「絵美ちゃん、ちょっと相談があるのよ。今年はね。典子さんも進さんも8月の中旬まで、富士見の山荘に行けそうもないんですって、、、」
絵美子は母の言葉が終わらないうちに、不服そうに口を挟んだ。
「まあ!今年はお父様も駄目、おじいちゃまも夏祭りの世話役で行けないんじゃ、お母様も居残りでしょう」
例年、田島家の人々は真夏の暑さや、観光客と海水浴の人々のざわめきを避けるように八ヶ岳の高原で夏のひと時を過ごしてきたのである。
「だからね、絵美ちゃん、典子さんはあなたの車で良介さんと和江さんを一緒に連れて行ってくれないかというのよ。今年は色々忙しいでしょ。新病院のこともあるし、、、。私も15日の諏訪湖の花火大会にはいけるから、それまで若い人たちだけで過ごすというのは、どうかしらね。その代わり、今年は花火大会、招待席で見れることになっているのよ」
「ワァ、素敵!いいわよ。今年は特別ですもの。大人がいないほうが楽しいこともあるもの」と、いたって、絵美子は正直である。

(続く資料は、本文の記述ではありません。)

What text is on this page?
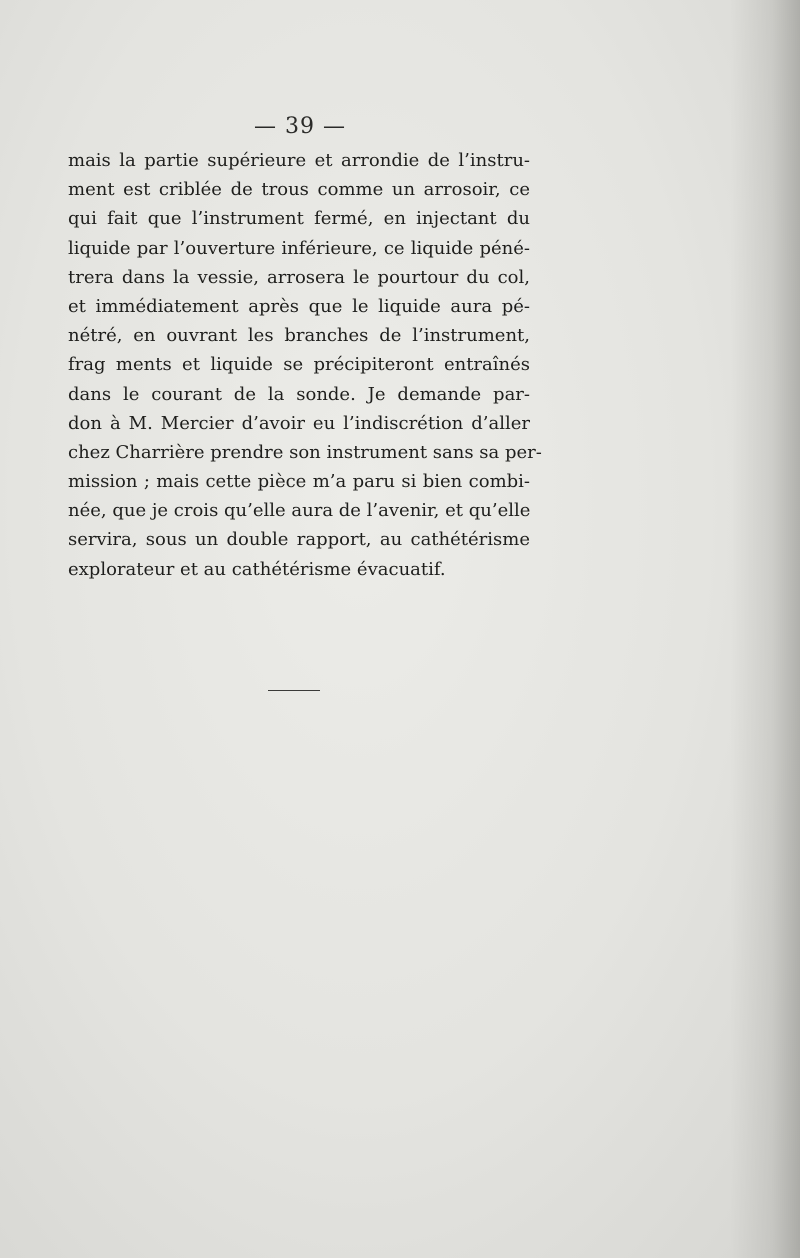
— 39 —
mais la partie supérieure et arrondie de l’instru-
ment est criblée de trous comme un arrosoir, ce
qui fait que l’instrument fermé, en injectant du
liquide par l’ouverture inférieure, ce liquide péné-
trera dans la vessie, arrosera le pourtour du col,
et immédiatement après que le liquide aura pé-
nétré, en ouvrant les branches de l’instrument,
frag ments et liquide se précipiteront entraînés
dans le courant de la sonde. Je demande par-
don à M. Mercier d’avoir eu l’indiscrétion d’aller
chez Charrière prendre son instrument sans sa per-
mission ; mais cette pièce m’a paru si bien combi-
née, que je crois qu’elle aura de l’avenir, et qu’elle
servira, sous un double rapport, au cathétérisme
explorateur et au cathétérisme évacuatif.
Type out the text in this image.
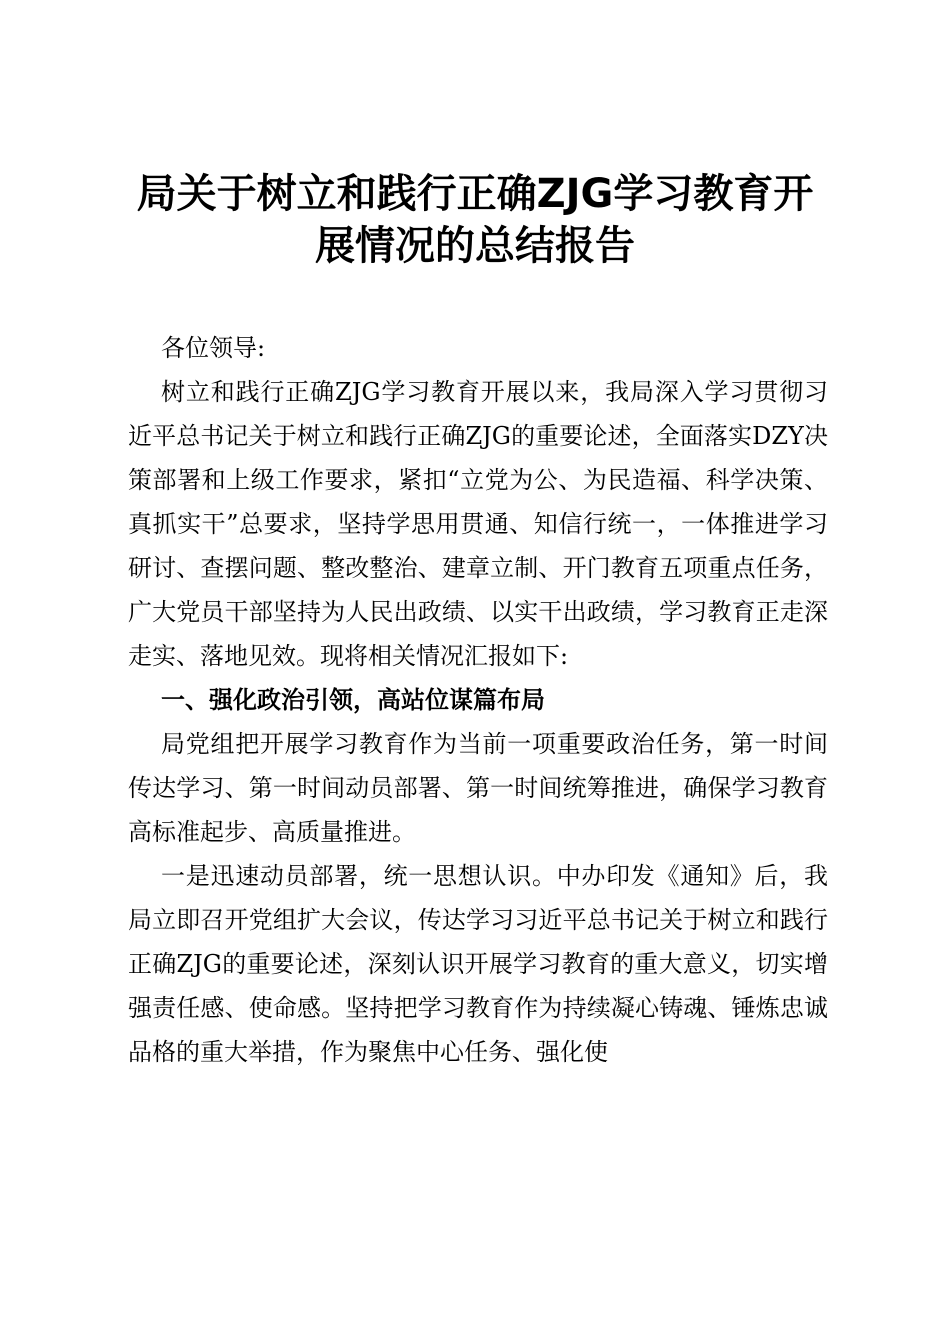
局关于树立和践行正确ZJG学习教育开
展情况的总结报告

各位领导:

树立和践行正确ZJG学习教育开展以来，我局深入学习贯彻习近平总书记关于树立和践行正确ZJG的重要论述，全面落实DZY决策部署和上级工作要求，紧扣“立党为公、为民造福、科学决策、真抓实干”总要求，坚持学思用贯通、知信行统一，一体推进学习研讨、查摆问题、整改整治、建章立制、开门教育五项重点任务，广大党员干部坚持为人民出政绩、以实干出政绩，学习教育正走深走实、落地见效。现将相关情况汇报如下:

一、强化政治引领，高站位谋篇布局

局党组把开展学习教育作为当前一项重要政治任务，第一时间传达学习、第一时间动员部署、第一时间统筹推进，确保学习教育高标准起步、高质量推进。

一是迅速动员部署，统一思想认识。中办印发《通知》后，我局立即召开党组扩大会议，传达学习习近平总书记关于树立和践行正确ZJG的重要论述，深刻认识开展学习教育的重大意义，切实增强责任感、使命感。坚持把学习教育作为持续凝心铸魂、锤炼忠诚品格的重大举措，作为聚焦中心任务、强化使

「でも、あまり気ままにしては駄目よ。管理人の安野さんご夫婦には、いつも面倒ばかり掛けているんですからね。すべて任せきりにしないで、じぶんたちのことぐらいはやって下さいよ」
「はい、はい。お母様」と綾子に生返事をすると、絵美子は典子のほうに向き直り、
「叔母様、それで良介くんと和江さんはいつごろ行けるんですの」と心は高原に飛ぶ。